Fortinet has confirmed active exploitation of a critical authentication bypass vulnerability affecting several of its core security platforms, warning customers to urgently review configurations and apply available updates.
The flaw, tracked as CVE-2026-24858 and rated 9.4 on the Common Vulnerability Scoring System (CVSS), affects FortiOS, FortiManager, FortiProxy and FortiAnalyzer when FortiCloud single sign-on (SSO) is enabled.
The vulnerability could allow an attacker who had a FortiCloud account and a registered device to perform SSO on other customer’s devices via an unintended SSO authentication path.
Fortinet said threat actors used the access to create new local administrator accounts, enable virtual private network (VPN) access, and extract firewall configuration data.
The company also explained that while FortiCloud SSO is not enabled by default, it can be automatically activated during FortiCare registration unless administrators manually disable it.
Exploitation Observed on Fully Patched Systems
First reports of these types of attacks were received by customers late in January 2026, and they were initially thought to have been caused by similar types of attacks against FortiCloud SSO that were reported and fixed in December 2025.
However, investigations revealed that some compromised devices were running the latest available firmware, indicating a previously unknown attack path.

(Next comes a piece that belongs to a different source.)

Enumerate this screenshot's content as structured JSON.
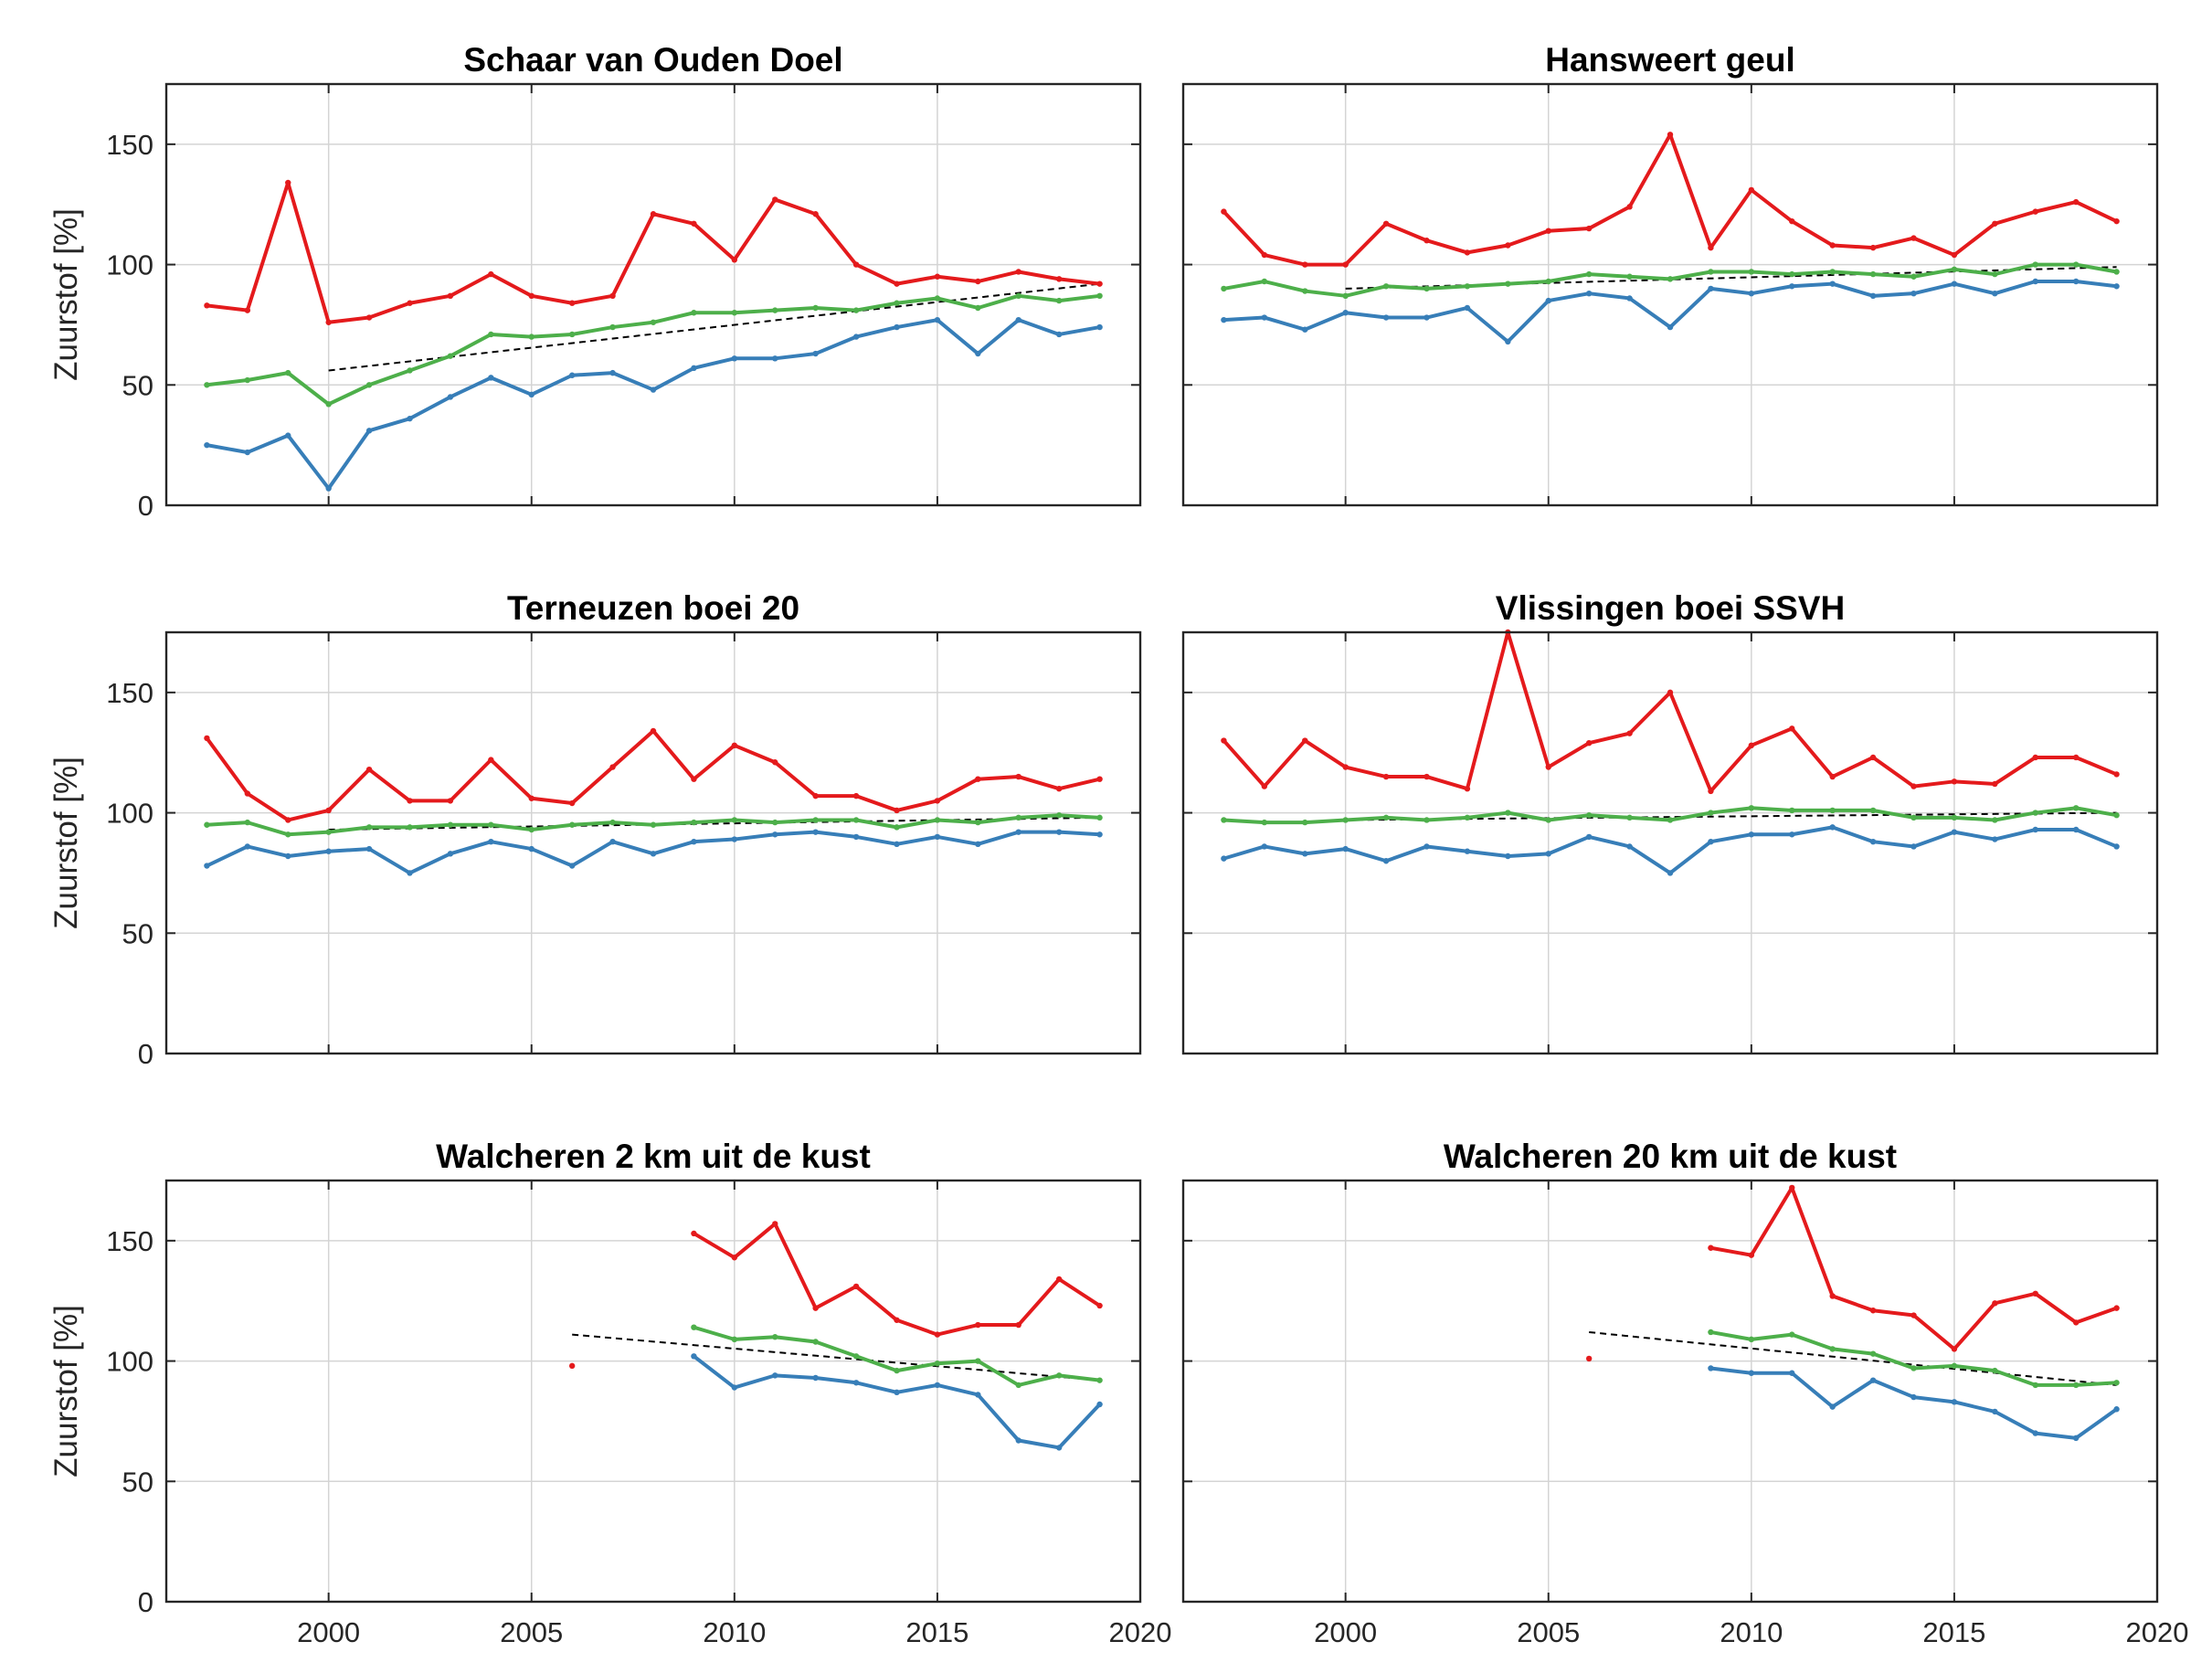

As a result, Fortinet removed two malicious FortiCloud accounts that were being used in the attacks, turned off FortiCloud SSO at the service level until server side controls could be implemented to block authentication to vulnerable software versions, and then restored FortiCloud SSO.

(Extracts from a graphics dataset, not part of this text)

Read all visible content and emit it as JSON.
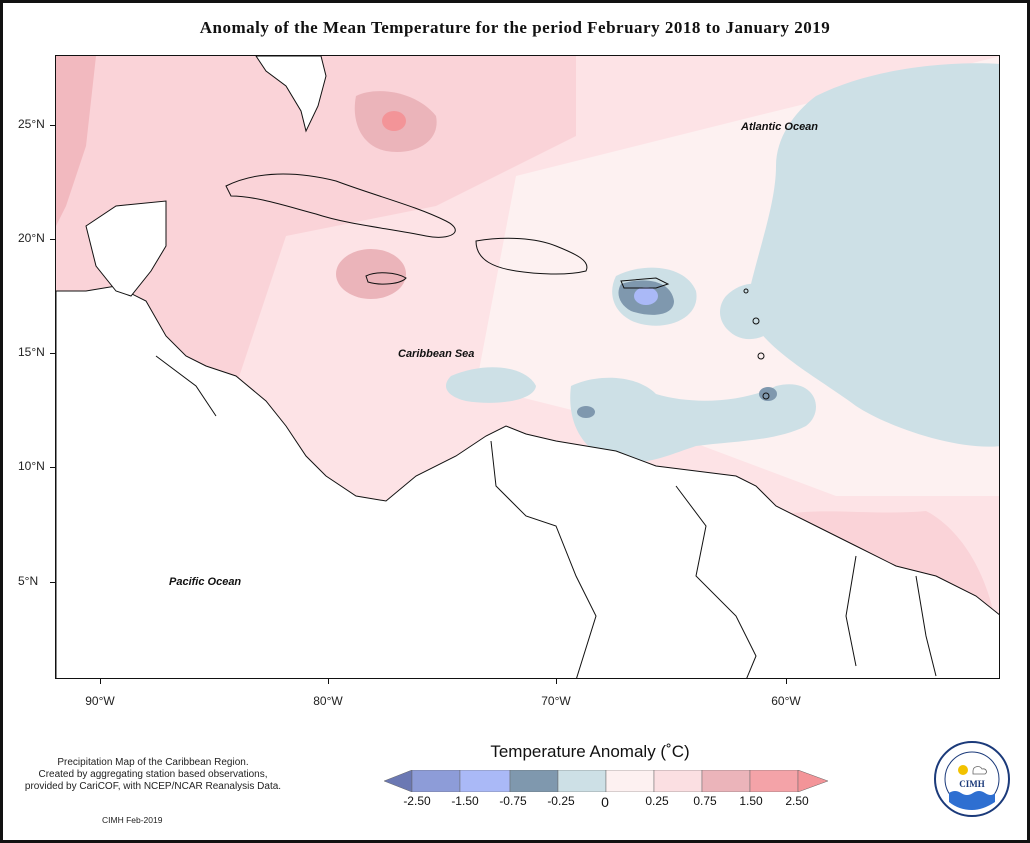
{
  "title": "Anomaly of the Mean Temperature for the period February 2018 to January 2019",
  "map": {
    "lat_labels": [
      "25°N",
      "20°N",
      "15°N",
      "10°N",
      "5°N"
    ],
    "lon_labels": [
      "90°W",
      "80°W",
      "70°W",
      "60°W"
    ],
    "place_labels": {
      "atlantic": "Atlantic Ocean",
      "caribbean": "Caribbean Sea",
      "pacific": "Pacific Ocean"
    }
  },
  "notes": {
    "line1": "Precipitation Map of the Caribbean Region.",
    "line2": "Created by aggregating station based observations,",
    "line3": "provided by CariCOF, with NCEP/NCAR Reanalysis Data."
  },
  "credit": "CIMH Feb-2019",
  "legend": {
    "title": "Temperature Anomaly (˚C)",
    "labels": [
      "-2.50",
      "-1.50",
      "-0.75",
      "-0.25",
      "0",
      "0.25",
      "0.75",
      "1.50",
      "2.50"
    ],
    "colors": [
      "#6b78b3",
      "#8d9cd8",
      "#aab9f7",
      "#7f98ae",
      "#cde0e6",
      "#fdf1f1",
      "#fbdfe2",
      "#ebb4ba",
      "#f39498"
    ]
  },
  "logo": {
    "name": "CIMH"
  }
}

Due to these measures, organizations must upgrade to supported releases for FortiCloud SSO to function again.
The US Cybersecurity and Infrastructure Security Agency (CISA) has added CVE-2026-24858 to its Known Exploited Vulnerabilities (KEV) catalog, setting a remediation deadline of Jan. 30, 2026 for Federal Civilian Executive Branch agencies.
Fortinet advises organizations that detect indicators of compromise (IoC) to treat affected devices as breached.
Recommended actions include restoring configurations from known-clean backups, auditing all administrator accounts, rotating credentials, and reassessing SSO settings.